John Armitage was often up in London and she saw little of him.
Then Bill Wong called round to tell Agatha that Miss Partle had gone completely mad and it was doubtful if she would ever stand trial.
“It was a visit from Binser that seems to have sent her over the edge,” said Bill. “He’d got her the best lawyer, but she kept asking to see him. I don’t know what was said, but after his visit, they had to put her in a strait-jacket.
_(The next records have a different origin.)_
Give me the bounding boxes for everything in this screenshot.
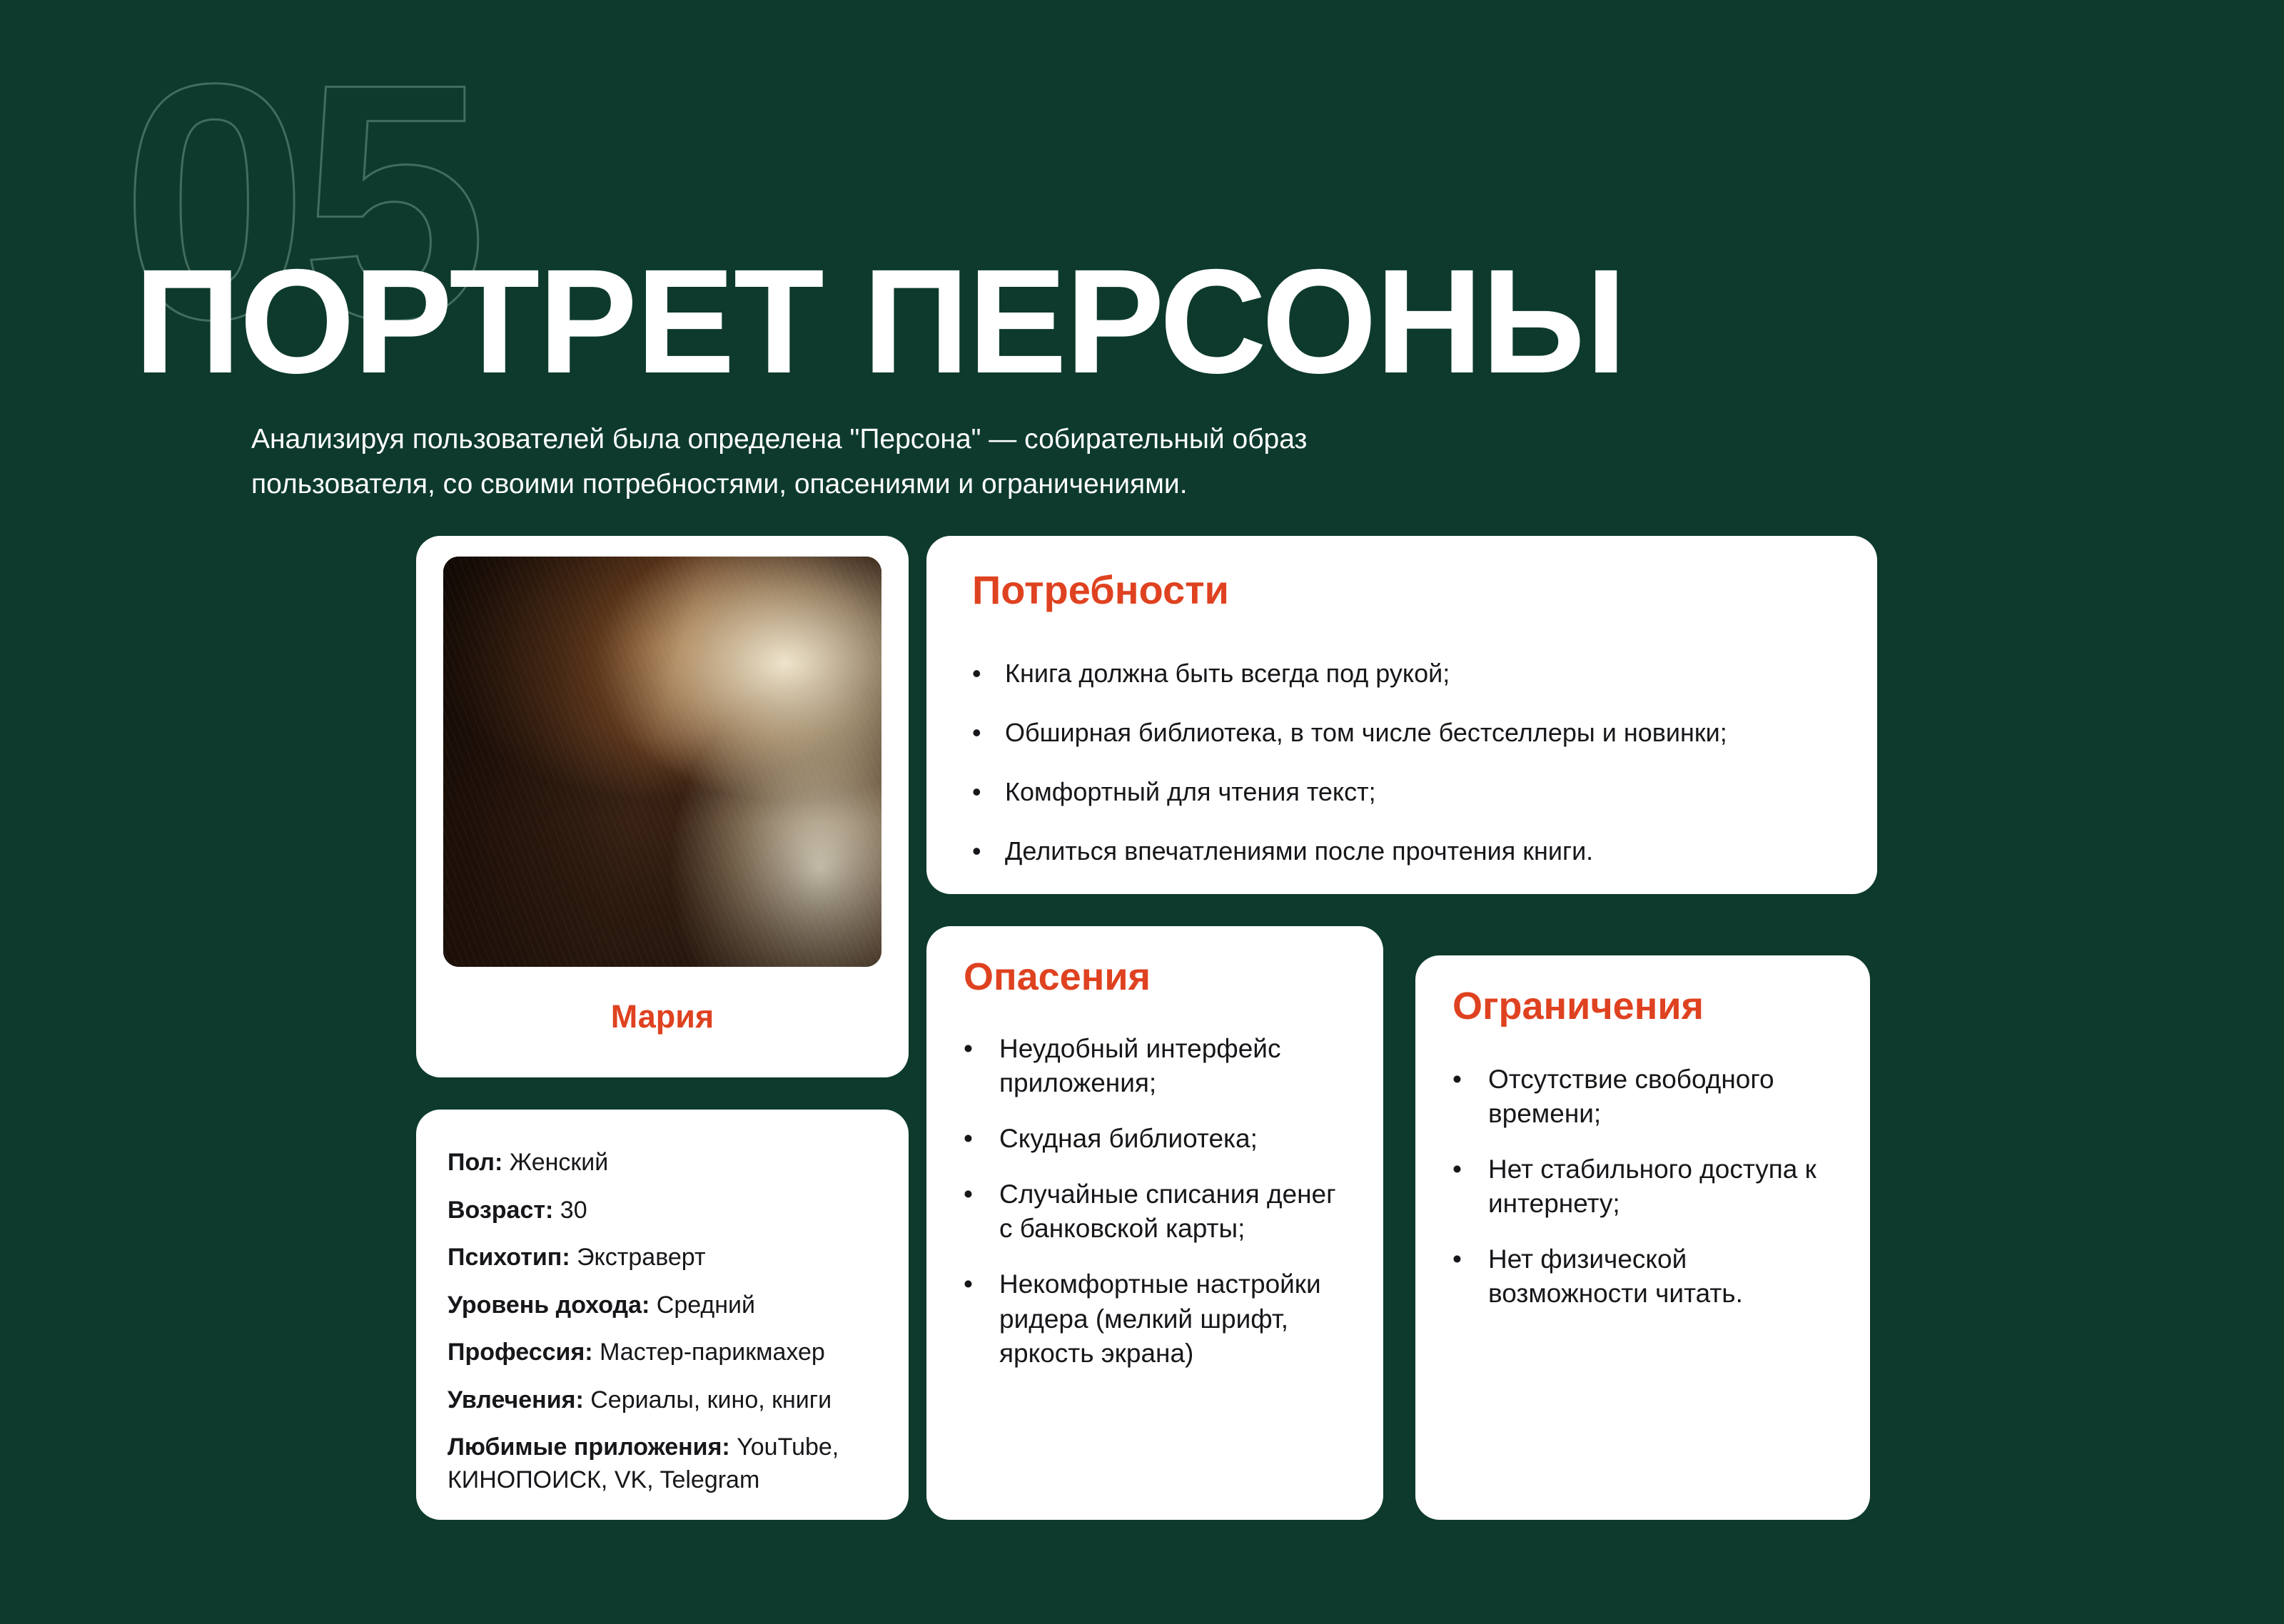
persona-details-card: Пол: Женский Возраст: 30 Психотип: Экстр… <box>416 1110 909 1520</box>
detail-value: Сериалы, кино, книги <box>590 1386 832 1414</box>
list-item: Некомфортные настройки ридера (мелкий шр… <box>964 1267 1353 1370</box>
detail-label: Психотип: <box>448 1244 570 1271</box>
detail-row: Уровень дохода: Средний <box>448 1289 877 1322</box>
detail-label: Уровень дохода: <box>448 1291 650 1319</box>
list-item: Случайные списания денег с банковской ка… <box>964 1177 1353 1246</box>
detail-label: Возраст: <box>448 1197 553 1224</box>
detail-row: Психотип: Экстраверт <box>448 1242 877 1274</box>
detail-row: Профессия: Мастер-парикмахер <box>448 1336 877 1369</box>
photo-texture-layer <box>443 557 881 967</box>
list-item: Нет стабильного доступа к интернету; <box>1452 1152 1841 1221</box>
list-item: Книга должна быть всегда под рукой; <box>972 657 1837 690</box>
detail-label: Пол: <box>448 1149 502 1176</box>
detail-row: Любимые приложения: YouTube, КИНОПОИСК, … <box>448 1431 877 1496</box>
detail-label: Увлечения: <box>448 1386 584 1414</box>
list-item: Отсутствие свободного времени; <box>1452 1062 1841 1131</box>
page-title: ПОРТРЕТ ПЕРСОНЫ <box>134 248 1625 396</box>
list-item: Делиться впечатлениями после прочтения к… <box>972 835 1837 868</box>
list-item: Неудобный интерфейс приложения; <box>964 1032 1353 1100</box>
detail-row: Увлечения: Сериалы, кино, книги <box>448 1384 877 1417</box>
persona-photo-card: Мария <box>416 536 909 1077</box>
detail-value: Мастер-парикмахер <box>600 1339 825 1366</box>
detail-value: Средний <box>657 1291 755 1319</box>
persona-name: Мария <box>416 998 909 1035</box>
detail-value: Экстраверт <box>577 1244 705 1271</box>
persona-photo <box>443 557 881 967</box>
list-item: Скудная библиотека; <box>964 1122 1353 1156</box>
fears-list: Неудобный интерфейс приложения; Скудная … <box>964 1032 1353 1371</box>
page-subtitle: Анализируя пользователей была определена… <box>251 417 1465 507</box>
detail-value: Женский <box>510 1149 609 1176</box>
limits-card: Ограничения Отсутствие свободного времен… <box>1415 955 1870 1520</box>
limits-list: Отсутствие свободного времени; Нет стаби… <box>1452 1062 1841 1311</box>
detail-row: Пол: Женский <box>448 1147 877 1179</box>
list-item: Комфортный для чтения текст; <box>972 776 1837 808</box>
needs-card: Потребности Книга должна быть всегда под… <box>926 536 1877 894</box>
fears-card-title: Опасения <box>964 958 1353 996</box>
list-item: Обширная библиотека, в том числе бестсел… <box>972 716 1837 749</box>
fears-card: Опасения Неудобный интерфейс приложения;… <box>926 926 1383 1520</box>
needs-card-title: Потребности <box>972 570 1837 610</box>
slide-root: 05 ПОРТРЕТ ПЕРСОНЫ Анализируя пользовате… <box>0 0 2284 1624</box>
detail-row: Возраст: 30 <box>448 1194 877 1227</box>
list-item: Нет физической возможности читать. <box>1452 1242 1841 1311</box>
detail-value: 30 <box>560 1197 587 1224</box>
detail-label: Профессия: <box>448 1339 593 1366</box>
limits-card-title: Ограничения <box>1452 987 1841 1025</box>
needs-list: Книга должна быть всегда под рукой; Обши… <box>972 657 1837 868</box>
detail-label: Любимые приложения: <box>448 1433 730 1461</box>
One always thinks of romantic people as suffering from undying passion, not plain, middle-aged secretaries.”
“Those gay photographs that Wilkes told me about, had Binser known anything about them?”
“No, evidently all he remembers is her asking him if he’d ever gone to a gay bar, and he was surprised, said no, and asked her why. She had responded with something non-committal. As for Jellop and Slither, their end was partly your fault, Agatha.”
“How come?”
“I think both of them were jealous of you and wanted to show they could be detectives as well. It’s very dangerous to keep things from the police. You should have told me about your suspicions, not gone to see her yourself. I mean, what on earth were you thinking of, going back with her to her house?”
“It was when I met her in the Portobello Market,” said Agatha. “She seemed so normal that I decided I must have been fantasizing.”
“But it was a leap in the dark to suspect her.”
“It was this secretary business,” said Agatha. “I was a secretary once. People think because of women’s lib that secretaries no longer make the coffee or things like that. But the top-flight go on more like wives. Some of them even choose schools for the boss’s children. There’s an intimacy springs up. Often boss and secretary work together late. Men like to talk about their work and secretaries make good listeners while wives at home get bored with it all. He probably saw Miss Partle as a cross between mother and helper. And she probably lived on romantic dreams of him. Tristan must have provided a brief holiday from her obsession until she found out that he had been using her. Then all her passion for Binser would return and engulf her.”